After configuring, click Confirm
. The current dyno count immediately adjusts to conform to the range.
Autoscaling Logic
The dyno manager uses your app’s Desired p95 Response Time
to determine when to scale your app. The algorithm uses data from the past hour to calculate the minimum number of web dynos required to achieve the desired response time for 95% of incoming requests at your current request throughput. It doesn’t include WebSocket traffic in its calculations.
Every time an autoscaling event occurs, a single web dyno is either added or removed from your app. Autoscaling events always occur at least one minute apart.
The algorithm scales down less aggressively than it scales up. This more gradual scale down protects against a situation where substantial downscaling from a temporary lull in requests results in high latency if demand subsequently spikes upward.
If your app experiences no request throughput for 3 minutes, its web dynos scale down at one-minute intervals until throughput resumes.
Sometimes, downstream bottlenecks cause slow requests, not web resources. In these cases, scaling up the number of web dynos can have a minimal (or even negative) impact on latency. To address these scenarios, if the percentage of failed requests is 20% or more, autoscaling ceases. You can monitor the failed request metric using Threshold Alerting.
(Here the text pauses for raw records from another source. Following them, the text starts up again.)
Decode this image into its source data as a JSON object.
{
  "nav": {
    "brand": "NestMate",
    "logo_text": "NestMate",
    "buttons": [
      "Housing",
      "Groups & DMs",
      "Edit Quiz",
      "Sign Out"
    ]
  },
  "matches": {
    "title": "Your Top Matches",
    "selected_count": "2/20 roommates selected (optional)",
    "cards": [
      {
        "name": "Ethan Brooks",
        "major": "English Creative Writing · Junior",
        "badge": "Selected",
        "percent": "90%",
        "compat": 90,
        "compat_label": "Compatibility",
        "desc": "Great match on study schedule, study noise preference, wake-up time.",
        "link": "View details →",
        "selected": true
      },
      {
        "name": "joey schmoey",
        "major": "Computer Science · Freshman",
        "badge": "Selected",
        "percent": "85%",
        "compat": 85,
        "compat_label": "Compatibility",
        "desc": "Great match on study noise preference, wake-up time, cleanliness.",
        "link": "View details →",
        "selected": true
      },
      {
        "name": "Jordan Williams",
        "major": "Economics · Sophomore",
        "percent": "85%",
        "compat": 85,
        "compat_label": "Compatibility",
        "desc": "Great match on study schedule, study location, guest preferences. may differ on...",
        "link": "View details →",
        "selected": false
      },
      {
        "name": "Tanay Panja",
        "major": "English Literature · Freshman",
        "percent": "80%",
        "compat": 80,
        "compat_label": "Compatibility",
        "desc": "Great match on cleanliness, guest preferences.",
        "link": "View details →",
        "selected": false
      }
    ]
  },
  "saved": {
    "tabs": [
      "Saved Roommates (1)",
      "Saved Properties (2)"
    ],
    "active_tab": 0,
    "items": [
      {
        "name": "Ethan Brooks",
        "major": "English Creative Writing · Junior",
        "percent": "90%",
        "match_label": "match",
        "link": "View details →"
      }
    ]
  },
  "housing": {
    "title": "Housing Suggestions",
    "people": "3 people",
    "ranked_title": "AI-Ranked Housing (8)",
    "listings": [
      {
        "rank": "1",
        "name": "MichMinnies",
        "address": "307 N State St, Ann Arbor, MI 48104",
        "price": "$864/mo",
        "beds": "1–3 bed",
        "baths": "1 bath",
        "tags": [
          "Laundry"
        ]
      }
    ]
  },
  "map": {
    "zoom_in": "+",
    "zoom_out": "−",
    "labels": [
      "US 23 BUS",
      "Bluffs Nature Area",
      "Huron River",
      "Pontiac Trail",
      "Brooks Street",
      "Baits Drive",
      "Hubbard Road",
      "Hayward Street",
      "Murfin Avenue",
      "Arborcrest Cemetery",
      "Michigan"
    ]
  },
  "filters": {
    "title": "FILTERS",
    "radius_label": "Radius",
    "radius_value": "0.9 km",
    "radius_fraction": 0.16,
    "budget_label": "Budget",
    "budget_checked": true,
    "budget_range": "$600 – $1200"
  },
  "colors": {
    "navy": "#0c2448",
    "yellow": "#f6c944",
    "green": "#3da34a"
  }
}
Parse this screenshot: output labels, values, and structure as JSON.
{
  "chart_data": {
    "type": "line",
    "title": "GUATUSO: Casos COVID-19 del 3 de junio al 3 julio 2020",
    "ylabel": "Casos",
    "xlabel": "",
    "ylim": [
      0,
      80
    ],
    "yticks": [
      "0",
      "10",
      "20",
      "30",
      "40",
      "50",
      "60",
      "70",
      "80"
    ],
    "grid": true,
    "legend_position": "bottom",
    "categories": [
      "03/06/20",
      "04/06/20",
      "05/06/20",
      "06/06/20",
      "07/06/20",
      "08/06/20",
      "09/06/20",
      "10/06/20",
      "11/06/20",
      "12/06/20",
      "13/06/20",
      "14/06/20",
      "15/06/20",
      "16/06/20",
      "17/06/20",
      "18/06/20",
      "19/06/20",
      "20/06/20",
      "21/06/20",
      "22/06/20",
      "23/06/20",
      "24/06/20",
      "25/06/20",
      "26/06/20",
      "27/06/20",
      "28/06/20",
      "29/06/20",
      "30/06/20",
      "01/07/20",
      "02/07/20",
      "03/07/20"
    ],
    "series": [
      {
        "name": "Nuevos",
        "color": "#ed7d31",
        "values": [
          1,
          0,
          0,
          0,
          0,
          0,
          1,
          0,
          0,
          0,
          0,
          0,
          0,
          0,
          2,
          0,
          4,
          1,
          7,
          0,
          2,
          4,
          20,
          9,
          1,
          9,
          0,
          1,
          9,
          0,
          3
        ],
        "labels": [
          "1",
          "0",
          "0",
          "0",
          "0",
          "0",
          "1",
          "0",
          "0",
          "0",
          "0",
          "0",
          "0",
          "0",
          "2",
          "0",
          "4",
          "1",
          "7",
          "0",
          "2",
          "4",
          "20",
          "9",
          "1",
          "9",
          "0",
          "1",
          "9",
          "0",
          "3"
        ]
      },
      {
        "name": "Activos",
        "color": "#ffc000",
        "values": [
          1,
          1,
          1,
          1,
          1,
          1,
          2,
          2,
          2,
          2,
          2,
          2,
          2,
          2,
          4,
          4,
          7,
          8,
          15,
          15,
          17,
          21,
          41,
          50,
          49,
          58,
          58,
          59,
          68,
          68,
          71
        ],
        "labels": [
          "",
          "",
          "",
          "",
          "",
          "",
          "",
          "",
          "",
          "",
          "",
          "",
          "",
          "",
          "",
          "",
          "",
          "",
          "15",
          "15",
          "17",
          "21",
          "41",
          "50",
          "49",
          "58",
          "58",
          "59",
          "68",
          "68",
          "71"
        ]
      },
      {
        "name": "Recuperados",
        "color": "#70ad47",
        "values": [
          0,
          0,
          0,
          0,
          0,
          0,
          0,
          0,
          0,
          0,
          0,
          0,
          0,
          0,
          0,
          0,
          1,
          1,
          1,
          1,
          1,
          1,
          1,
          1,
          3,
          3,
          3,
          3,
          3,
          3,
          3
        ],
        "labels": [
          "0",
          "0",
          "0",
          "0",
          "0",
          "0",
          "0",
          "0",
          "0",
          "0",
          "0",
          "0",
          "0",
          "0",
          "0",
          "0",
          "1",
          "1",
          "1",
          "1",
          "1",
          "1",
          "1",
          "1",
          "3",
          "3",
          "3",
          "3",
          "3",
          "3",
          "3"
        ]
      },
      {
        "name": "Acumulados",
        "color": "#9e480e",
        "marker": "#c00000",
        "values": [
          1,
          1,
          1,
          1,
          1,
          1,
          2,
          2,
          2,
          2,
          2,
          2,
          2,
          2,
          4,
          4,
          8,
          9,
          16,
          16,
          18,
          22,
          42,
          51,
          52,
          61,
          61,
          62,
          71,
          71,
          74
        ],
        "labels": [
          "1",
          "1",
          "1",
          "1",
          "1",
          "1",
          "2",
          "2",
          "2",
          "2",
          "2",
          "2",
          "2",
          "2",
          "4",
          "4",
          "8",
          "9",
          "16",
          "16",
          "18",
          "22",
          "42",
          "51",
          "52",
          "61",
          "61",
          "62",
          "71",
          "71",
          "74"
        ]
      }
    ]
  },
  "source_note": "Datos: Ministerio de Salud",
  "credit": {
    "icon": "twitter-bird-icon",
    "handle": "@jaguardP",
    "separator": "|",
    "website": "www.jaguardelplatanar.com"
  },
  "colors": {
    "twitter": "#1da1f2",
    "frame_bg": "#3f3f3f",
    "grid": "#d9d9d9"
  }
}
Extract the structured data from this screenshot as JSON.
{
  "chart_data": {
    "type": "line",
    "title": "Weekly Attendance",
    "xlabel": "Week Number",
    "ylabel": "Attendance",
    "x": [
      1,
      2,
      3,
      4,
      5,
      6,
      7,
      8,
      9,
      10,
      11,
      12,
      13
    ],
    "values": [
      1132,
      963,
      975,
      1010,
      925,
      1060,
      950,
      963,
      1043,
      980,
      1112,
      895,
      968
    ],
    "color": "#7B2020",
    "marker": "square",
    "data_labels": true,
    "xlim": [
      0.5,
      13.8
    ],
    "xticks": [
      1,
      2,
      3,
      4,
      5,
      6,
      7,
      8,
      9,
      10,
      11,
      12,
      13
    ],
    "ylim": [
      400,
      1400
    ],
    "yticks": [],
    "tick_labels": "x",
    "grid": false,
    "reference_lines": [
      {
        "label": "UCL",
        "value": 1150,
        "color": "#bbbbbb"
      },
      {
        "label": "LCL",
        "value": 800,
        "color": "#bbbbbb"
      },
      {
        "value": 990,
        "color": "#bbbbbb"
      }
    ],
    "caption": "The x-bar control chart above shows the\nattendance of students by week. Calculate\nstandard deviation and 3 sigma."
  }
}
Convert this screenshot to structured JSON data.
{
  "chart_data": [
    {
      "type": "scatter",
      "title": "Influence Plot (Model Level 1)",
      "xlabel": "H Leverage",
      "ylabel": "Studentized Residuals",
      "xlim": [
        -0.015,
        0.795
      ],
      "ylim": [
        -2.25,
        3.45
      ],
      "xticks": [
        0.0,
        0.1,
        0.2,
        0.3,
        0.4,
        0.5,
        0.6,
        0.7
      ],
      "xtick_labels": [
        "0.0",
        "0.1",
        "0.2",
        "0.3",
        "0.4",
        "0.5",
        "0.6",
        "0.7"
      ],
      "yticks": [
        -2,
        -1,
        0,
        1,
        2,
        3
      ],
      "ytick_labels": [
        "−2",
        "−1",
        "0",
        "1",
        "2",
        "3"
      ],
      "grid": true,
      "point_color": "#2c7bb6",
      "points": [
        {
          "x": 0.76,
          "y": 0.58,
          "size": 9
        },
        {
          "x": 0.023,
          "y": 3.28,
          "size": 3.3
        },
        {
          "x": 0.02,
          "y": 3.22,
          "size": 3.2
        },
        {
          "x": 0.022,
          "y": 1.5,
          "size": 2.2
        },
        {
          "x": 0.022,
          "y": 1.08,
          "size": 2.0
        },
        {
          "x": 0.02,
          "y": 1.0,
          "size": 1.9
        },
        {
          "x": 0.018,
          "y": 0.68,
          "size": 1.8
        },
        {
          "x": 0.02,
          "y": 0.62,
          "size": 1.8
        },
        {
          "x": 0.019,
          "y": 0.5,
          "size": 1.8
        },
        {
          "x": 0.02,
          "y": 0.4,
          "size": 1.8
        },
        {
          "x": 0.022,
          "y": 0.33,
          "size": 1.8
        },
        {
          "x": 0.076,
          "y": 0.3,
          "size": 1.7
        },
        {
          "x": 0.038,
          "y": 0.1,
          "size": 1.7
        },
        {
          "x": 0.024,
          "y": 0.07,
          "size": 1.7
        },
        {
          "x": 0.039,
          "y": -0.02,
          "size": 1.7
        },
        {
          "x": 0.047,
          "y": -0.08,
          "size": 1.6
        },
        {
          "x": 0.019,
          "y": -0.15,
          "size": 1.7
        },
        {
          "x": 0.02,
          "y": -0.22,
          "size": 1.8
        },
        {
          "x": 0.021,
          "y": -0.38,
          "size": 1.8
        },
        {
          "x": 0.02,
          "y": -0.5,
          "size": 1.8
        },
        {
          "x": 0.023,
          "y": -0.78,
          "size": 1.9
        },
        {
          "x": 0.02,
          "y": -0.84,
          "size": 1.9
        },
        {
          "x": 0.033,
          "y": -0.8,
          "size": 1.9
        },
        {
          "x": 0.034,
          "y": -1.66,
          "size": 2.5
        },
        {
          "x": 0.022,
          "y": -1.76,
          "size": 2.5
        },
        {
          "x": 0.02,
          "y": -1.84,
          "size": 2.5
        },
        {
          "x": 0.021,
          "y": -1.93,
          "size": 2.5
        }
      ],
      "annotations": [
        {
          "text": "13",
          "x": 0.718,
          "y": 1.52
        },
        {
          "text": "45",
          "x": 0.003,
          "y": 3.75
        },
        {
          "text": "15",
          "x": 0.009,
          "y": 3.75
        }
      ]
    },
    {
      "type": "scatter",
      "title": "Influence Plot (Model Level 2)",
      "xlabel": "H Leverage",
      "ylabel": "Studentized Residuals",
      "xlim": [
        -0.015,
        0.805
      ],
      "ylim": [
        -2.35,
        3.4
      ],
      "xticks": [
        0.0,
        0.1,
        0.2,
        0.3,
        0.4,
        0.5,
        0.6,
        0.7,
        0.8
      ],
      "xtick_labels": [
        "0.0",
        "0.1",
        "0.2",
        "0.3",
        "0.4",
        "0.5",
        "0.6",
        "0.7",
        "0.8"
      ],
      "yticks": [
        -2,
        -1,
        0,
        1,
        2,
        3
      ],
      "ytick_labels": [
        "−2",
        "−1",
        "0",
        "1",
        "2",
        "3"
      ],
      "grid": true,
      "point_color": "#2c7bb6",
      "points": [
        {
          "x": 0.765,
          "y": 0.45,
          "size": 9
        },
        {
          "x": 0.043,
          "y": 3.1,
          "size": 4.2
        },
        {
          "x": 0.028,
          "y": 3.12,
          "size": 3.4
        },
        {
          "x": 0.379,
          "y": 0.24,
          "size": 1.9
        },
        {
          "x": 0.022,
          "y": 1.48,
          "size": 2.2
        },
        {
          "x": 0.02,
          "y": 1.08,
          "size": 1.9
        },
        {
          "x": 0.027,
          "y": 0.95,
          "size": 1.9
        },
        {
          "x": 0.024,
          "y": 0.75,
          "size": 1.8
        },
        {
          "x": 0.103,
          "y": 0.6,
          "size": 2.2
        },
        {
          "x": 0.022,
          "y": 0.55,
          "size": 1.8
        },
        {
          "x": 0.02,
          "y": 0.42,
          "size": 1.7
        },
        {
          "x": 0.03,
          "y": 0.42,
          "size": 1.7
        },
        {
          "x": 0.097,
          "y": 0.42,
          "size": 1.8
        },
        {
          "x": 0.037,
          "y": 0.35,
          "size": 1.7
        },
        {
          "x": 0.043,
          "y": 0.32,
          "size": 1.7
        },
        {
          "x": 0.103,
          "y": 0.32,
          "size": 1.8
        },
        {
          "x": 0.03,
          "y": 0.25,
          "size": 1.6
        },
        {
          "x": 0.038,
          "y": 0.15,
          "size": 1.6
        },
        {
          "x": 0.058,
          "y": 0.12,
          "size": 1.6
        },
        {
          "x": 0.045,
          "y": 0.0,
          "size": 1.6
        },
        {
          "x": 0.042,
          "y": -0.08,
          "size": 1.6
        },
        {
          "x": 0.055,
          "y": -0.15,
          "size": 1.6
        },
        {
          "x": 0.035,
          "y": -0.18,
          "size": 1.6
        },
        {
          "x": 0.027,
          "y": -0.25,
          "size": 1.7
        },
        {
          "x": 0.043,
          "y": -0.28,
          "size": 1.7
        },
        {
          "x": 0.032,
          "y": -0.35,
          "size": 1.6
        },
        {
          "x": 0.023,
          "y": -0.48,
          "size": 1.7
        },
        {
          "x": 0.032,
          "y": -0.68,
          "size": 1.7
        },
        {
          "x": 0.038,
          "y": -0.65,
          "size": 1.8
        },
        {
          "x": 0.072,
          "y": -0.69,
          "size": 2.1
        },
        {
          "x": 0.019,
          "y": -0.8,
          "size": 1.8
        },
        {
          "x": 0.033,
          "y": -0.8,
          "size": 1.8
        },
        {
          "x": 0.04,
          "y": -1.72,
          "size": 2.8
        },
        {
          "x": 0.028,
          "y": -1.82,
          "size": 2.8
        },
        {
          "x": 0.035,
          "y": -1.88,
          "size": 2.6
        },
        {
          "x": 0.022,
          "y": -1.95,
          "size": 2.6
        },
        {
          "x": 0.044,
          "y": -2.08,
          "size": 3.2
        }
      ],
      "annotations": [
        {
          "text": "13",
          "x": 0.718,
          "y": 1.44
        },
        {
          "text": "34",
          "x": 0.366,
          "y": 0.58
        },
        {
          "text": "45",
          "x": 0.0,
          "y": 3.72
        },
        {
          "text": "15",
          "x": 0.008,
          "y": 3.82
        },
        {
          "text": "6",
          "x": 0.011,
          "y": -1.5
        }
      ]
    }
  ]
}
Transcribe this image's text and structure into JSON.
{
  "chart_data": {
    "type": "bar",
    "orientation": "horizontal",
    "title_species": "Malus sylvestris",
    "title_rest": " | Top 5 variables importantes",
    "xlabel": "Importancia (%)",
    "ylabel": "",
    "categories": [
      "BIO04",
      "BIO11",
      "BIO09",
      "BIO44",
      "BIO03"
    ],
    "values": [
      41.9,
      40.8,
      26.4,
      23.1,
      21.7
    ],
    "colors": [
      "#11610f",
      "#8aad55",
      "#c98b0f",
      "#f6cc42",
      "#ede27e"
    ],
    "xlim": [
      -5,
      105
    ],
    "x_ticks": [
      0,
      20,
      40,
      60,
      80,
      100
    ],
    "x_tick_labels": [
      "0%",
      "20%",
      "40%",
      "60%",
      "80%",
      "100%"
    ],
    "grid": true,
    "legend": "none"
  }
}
Monitoring Autoscaling Events
From the Heroku Dashboard
Autoscaling events appear alongside manual scale events in the Events chart
of the Heroku dashboard. In event details, they’re identified by Dyno Autoscaling
. In addition, enabling, disabling and changes to autoscaling show.
If a series of autoscaling events occur in a time interval rollup, only the step where the scaling changed direction shows. For example, in the Events chart below Scaled up to 2 of Performance-M
is an intermediate step to the peak of 3 Performance-M dynos, and doesn’t show.
With Webhooks
You can subscribe to webhook notifications that send whenever your app’s dyno formation changes. Webhook notifications related to dyno formation have the api:formation
type.
Read App Webhooks for more information on subscribing to webhook notifications.
Disabling Autoscaling
Disable autoscaling by clicking the Disable Autoscaling
button on your app’s Resources
tab. Then, specify a fixed web dyno count and click Confirm
.
Manually scaling through the CLI, or otherwise making a call to ps:scale
via the API to instruct it to manually scale, such as with a third-party autoscaling tool, disables autoscaling.
Known Issues and Limitations
As with any autoscaling utility, there are certain application health scenarios for which autoscaling doesn’t help. You can also need to tune your Postgres connection pool, worker count, or add-on plan(s) to accommodate changes in web dyno formation. We designed the mechanism to throttle autoscaling based on a request throughput error rate of 20% or more for the scenario where the bottleneck occurs in downstream components. See Scaling Considerations for additional details.
We strongly recommend that you simulate the production experience with load testing, and use Threshold Alerting in conjunction with autoscaling to monitor your app’s end-user experience. See Load Testing Guidelines for Heroku Support notification requirements.
A small number of customers have observed a race condition when using Heroku web autoscaling in conjunction with a third-party worker autoscaling utility like HireFire. This race condition results in the unexpected disabling of Heroku’s autoscaling. To prevent this scenario, don’t use these two autoscaling tools in conjunction.
Scaling Limits
Different dyno types have different limits to which they can be scaled. See Dyno Scaling and Process Limits to learn about the scaling limits.